A retrospective analysis utilizing our institutional electronic medical record system of a cohort of 86 CMV D+/R+ KTR between 2018 and 2020 was done. The analysis was conducted following the Declaration of Helsinki, the International Conference on Harmonization, and Good Clinical Practice guidelines. Recipients included were live (related/directed - near and not near) or deceased complement-dependent cytotoxicity cross-match negative, HLA match or mismatch patients, along with ABO-incompatible recipients, who underwent desensitization. All transplant recipients received a single dose of Anti-thymocyte globulin - Fresenius (ATG-F) IV (2-5 mg/kg) as a part of induction therapy along with methylprednisolone 500mg IV on postoperative days 0, 1, 2 days as per unit protocol. Maintenance Immunosuppression included a combination of Anti proliferative agent i.e. mycophenolate mofetil (30mg/kg), Calcineurin inhibitor i.e. Cyclosporine (3-5 mg/kg) or Tacrolimus (0.15mg/kg) and Prednisolone (initially initiated at 20mg/day then was tapered to 2.5-5 mg/d at around 4 weeks post-transplant and remained the same during the study period.

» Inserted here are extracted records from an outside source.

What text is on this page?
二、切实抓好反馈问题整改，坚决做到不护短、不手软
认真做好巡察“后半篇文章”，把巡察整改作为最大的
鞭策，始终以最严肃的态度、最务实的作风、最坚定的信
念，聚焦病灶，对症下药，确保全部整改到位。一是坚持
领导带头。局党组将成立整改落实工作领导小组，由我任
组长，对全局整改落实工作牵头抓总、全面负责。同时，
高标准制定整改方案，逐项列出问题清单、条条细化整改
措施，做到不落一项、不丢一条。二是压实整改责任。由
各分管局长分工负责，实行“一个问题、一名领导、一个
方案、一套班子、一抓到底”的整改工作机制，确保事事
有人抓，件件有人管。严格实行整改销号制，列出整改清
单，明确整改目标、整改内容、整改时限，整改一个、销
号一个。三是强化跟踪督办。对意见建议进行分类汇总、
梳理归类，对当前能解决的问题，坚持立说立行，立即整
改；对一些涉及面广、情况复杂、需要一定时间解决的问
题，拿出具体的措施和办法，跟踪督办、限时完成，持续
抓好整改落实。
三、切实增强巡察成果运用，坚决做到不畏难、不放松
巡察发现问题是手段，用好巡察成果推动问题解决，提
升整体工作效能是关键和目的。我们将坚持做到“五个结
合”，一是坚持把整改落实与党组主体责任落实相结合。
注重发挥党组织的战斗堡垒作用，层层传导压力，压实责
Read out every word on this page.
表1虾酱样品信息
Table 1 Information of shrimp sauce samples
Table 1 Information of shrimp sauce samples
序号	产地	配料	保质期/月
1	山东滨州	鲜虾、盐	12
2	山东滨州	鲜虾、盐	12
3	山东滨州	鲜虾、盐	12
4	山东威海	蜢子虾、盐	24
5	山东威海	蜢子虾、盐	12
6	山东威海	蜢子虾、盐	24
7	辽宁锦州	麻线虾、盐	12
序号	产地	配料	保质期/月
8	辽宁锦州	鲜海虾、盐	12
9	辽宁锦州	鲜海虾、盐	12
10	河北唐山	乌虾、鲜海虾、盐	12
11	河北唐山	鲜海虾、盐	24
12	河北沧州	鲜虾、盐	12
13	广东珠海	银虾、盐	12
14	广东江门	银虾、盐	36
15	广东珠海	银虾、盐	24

The recipients received VGCV (defined as 450mg on every other day adjusted for renal function if needed) for CMV prophylaxis. Following transplantation, prophylaxis was given for the first 90- 100 days. The primary endpoint being CMV infection incidence till 6 months (max incidence of CMV during this period) posttransplant defined as (i) Positive CMV Deoxyribonucleic acid (DNA) determination by Polymerase Chain Reaction (PCR) - which was performed based on clinical suspicion of the treating doctor (ii) Evidence of CMV with positive immunohistochemistry staining or viral inclusions on histology. The secondary endpoints included leucopenia episodes during the period of prophylaxis, graft survival, Biopsy-Proven Acute Rejection (BPAR), Opportunistic Infection (OI), and mortality.


A total of 86 of moderate risk KTR were a part of our analysis. 80% of the patients were male and their mean age was 39 years (Table 1). All received VGCV prophylaxis for 90-100 days.